Ein entlassener Häftling freundet sich nach seiner Rückkehr in seine am Rand der Wüste Gobi gelegene Heimatstadt mit einem streunenden Hund an: Ein Film wie ein chinesischer Western mit einem wortkargen Protagonisten und der grandiosen Landschaft als zweitem Hauptdarsteller.
In einer Totale erfasst die Kamera von Gao Weizhe die weite wüstenhafte Ebene, durch die sich auf einer staubigen Landstraße ein Bus nähert. Langsam schwenkt die Kamera nach rechts und erfasst ein von den Hügeln in Richtung Piste rennendes riesiges Rudel verwilderter Hunde. Mit einem Schwenk nach links kommt wieder der Bus ins Bild, der ins Schleudern kommt und umstürzt, weil die Hunde den Fahrer offensichtlich irritieren und er ausweichen will.
Das Cinemascope-Format bringt die grandiose Wüstenlandschaft ebenso eindrücklich zur Geltung wie die Dominanz von Grautönen der sandigen Hügel. Nur einzelne Tumbleweed-Büsche, die der Wind über die Ebene treibt, sorgen hier für Abwechslung. Das Grau dieser Auftaktszene wird Guan Hus beim Filmfestival von Cannes in der Section Un certain regard mit dem Hauptpreis ausgezeichneten Spielfilm ebenso den Stempel aufdrücken wie die Kameraschwenks.
Denn nicht nur die Wüste ist hier grau, sondern auch die Straßenzüge und Wohnblocks der nahen Stadt und immer wieder bettet Weizhe mit Totalen und langsamen Schwenks den Protagonisten in die ebenso grandiose wie lebensfeindliche Wüste und die triste Stadtszenerie ein.

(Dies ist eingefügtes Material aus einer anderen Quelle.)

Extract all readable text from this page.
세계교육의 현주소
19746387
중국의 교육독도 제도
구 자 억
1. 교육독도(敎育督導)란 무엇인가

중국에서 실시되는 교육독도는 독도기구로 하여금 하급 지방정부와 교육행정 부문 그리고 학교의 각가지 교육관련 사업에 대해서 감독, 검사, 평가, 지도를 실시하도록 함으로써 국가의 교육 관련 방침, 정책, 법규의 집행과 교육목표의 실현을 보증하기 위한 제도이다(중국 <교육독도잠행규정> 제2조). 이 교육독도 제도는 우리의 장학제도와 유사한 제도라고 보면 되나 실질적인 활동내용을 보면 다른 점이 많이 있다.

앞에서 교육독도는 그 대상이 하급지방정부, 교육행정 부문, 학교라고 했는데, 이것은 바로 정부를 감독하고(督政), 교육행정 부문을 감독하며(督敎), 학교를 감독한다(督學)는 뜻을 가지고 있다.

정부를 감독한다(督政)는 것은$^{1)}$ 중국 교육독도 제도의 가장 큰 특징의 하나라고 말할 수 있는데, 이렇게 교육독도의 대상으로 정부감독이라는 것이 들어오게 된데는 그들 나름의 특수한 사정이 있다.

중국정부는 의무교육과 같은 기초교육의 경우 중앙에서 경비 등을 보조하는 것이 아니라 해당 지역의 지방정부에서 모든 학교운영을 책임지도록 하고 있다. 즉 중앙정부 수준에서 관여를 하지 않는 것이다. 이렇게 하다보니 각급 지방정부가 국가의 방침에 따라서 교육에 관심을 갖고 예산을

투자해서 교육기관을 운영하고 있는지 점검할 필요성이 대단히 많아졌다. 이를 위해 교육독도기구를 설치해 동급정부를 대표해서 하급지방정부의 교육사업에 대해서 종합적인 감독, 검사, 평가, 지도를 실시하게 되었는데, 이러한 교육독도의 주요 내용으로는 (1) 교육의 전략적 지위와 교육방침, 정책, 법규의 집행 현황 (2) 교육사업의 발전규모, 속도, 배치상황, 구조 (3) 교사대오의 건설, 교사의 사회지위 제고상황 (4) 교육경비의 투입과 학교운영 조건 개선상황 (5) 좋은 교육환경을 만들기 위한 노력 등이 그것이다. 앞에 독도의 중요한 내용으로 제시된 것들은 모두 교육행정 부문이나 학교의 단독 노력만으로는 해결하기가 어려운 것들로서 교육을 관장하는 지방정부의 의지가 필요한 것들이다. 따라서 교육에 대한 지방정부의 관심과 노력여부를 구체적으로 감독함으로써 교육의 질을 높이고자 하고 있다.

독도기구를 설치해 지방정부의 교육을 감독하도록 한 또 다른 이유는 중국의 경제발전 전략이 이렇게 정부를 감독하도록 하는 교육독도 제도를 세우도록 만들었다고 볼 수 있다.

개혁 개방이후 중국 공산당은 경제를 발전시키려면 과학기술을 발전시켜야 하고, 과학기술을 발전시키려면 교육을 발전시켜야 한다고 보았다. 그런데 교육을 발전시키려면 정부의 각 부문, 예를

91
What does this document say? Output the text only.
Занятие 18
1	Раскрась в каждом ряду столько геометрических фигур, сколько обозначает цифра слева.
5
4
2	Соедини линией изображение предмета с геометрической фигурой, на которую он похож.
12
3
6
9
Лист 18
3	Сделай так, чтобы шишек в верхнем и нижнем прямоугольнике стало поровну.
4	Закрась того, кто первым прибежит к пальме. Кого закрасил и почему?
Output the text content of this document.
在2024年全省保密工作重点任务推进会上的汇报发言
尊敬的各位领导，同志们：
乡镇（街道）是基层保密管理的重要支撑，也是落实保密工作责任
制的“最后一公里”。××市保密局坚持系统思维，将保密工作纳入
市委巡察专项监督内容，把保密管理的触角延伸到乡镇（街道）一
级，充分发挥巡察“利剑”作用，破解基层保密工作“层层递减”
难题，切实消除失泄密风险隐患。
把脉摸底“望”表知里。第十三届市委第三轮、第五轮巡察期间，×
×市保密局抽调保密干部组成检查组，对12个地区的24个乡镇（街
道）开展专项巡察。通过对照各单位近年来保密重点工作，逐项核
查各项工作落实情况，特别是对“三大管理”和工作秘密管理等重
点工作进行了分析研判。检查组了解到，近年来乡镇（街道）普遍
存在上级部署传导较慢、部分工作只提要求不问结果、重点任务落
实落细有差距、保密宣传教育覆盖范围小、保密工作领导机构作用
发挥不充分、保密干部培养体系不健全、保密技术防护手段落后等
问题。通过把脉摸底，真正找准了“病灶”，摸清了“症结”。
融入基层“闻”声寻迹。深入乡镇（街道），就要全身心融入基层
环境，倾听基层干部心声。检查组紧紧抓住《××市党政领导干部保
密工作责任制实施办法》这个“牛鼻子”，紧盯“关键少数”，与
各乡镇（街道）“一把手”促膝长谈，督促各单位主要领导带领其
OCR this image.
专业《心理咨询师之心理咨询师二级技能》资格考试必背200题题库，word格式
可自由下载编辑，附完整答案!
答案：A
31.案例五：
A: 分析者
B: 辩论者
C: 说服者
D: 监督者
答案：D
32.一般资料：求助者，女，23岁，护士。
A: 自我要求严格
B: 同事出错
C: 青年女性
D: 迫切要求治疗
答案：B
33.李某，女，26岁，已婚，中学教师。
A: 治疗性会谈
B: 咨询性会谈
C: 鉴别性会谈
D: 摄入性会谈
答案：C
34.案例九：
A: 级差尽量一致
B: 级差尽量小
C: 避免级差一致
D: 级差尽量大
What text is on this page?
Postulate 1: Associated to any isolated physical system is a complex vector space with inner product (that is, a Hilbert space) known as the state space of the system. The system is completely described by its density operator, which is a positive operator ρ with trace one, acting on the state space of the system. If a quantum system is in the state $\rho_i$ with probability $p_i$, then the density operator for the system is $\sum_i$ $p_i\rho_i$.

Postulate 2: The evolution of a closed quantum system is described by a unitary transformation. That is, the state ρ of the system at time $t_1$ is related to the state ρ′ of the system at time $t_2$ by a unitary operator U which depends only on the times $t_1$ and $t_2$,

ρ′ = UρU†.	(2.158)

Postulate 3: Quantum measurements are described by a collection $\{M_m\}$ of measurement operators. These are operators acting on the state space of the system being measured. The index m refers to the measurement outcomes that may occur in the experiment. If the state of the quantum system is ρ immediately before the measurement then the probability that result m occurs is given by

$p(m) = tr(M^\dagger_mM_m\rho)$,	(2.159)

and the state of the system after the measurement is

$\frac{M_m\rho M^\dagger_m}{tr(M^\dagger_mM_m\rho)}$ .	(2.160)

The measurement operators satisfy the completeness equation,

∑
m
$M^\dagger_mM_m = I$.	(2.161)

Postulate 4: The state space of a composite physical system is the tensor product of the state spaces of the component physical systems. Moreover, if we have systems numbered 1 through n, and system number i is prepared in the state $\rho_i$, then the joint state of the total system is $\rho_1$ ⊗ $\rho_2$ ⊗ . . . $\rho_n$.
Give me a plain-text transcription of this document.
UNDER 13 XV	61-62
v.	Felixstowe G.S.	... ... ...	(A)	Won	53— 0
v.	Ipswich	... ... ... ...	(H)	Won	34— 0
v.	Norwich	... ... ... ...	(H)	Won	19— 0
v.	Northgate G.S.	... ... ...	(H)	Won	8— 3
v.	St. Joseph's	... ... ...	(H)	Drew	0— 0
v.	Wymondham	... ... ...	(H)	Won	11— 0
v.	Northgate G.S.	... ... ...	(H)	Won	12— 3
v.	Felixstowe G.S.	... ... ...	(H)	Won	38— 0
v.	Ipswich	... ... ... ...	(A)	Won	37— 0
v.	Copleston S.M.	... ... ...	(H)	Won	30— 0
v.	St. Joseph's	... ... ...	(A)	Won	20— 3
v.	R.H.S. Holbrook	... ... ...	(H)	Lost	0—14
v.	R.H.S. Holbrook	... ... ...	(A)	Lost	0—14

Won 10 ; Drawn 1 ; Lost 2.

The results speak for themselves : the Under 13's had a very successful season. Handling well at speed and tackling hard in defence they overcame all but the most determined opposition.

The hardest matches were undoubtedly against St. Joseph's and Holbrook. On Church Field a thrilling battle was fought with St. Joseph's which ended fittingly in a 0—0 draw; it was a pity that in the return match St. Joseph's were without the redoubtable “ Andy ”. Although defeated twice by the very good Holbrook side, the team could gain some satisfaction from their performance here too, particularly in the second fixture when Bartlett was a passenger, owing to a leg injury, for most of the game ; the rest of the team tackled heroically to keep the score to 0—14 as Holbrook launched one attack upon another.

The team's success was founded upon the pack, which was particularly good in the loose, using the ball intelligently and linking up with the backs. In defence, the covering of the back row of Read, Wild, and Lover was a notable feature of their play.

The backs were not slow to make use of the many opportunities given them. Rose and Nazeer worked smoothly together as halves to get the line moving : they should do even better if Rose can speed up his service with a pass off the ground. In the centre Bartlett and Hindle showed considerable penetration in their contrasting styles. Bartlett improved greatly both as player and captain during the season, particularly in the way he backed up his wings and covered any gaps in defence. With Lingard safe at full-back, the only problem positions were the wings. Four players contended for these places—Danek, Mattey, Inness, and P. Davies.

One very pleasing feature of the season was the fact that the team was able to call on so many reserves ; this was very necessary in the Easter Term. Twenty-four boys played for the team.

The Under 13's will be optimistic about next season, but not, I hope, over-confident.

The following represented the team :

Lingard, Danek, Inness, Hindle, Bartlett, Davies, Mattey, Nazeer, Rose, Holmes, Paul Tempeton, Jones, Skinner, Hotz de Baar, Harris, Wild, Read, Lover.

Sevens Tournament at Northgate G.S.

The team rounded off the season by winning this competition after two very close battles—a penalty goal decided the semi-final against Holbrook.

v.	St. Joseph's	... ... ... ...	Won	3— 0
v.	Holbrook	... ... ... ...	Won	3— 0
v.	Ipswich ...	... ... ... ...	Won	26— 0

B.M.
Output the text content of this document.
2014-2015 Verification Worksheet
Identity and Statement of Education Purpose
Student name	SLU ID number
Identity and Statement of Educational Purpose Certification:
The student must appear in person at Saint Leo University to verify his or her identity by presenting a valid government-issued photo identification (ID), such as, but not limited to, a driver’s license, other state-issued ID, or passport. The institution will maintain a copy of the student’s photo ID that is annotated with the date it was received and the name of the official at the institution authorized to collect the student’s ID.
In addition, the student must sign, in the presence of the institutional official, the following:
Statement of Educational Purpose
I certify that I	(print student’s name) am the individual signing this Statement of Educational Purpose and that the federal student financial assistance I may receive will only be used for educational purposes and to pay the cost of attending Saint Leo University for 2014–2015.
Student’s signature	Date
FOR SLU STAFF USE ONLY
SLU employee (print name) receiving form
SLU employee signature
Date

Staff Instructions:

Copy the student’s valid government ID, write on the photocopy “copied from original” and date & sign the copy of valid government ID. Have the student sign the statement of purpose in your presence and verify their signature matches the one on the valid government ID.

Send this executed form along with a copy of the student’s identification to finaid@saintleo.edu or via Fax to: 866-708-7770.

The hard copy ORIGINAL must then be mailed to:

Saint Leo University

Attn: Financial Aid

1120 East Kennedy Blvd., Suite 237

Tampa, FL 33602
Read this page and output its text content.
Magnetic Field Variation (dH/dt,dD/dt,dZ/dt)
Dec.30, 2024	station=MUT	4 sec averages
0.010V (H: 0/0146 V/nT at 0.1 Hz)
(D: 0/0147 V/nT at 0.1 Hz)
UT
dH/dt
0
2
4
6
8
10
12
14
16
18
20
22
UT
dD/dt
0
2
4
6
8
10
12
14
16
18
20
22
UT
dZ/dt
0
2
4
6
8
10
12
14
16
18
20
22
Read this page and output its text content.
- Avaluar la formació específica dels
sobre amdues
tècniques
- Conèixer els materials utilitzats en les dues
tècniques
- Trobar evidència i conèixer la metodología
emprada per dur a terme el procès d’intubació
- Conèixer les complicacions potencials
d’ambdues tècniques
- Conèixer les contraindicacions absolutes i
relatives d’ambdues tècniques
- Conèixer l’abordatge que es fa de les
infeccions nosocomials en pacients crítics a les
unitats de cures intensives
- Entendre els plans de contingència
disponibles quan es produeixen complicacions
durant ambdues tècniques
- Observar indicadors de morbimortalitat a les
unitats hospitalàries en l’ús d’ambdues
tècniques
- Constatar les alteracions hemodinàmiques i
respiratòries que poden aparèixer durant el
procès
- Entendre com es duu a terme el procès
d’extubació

Beim Busunfall wird niemand verletzt, doch vorstellen kann Hu hier schon seinen Protagonisten Lang (Eddie Peng). Nach zehn Jahren Haft wurde dieser vorzeitig entlassen und kehrt nun in seine Heimatstat zurück. Nicht nur in dieser Szene spricht der etwa 30-jährige Mann kein Wort, sondern wird im ganzen Film kaum mehr als fünf Sätze von sich geben.
Wie ein klassischer Westernheld wirkt Lang in dieser Wortkargheit ebenso wie in seinem unabhängigen Agieren. Aber auch die Ankunft aus der Fremde in einer Stadt ist eine klassische Eröffnung von Western und wie Westernstädte meist an der Grenze zwischen Zivilisation und Wildnis liegen, so liegt Chixia am Rande der Wüste Gobi.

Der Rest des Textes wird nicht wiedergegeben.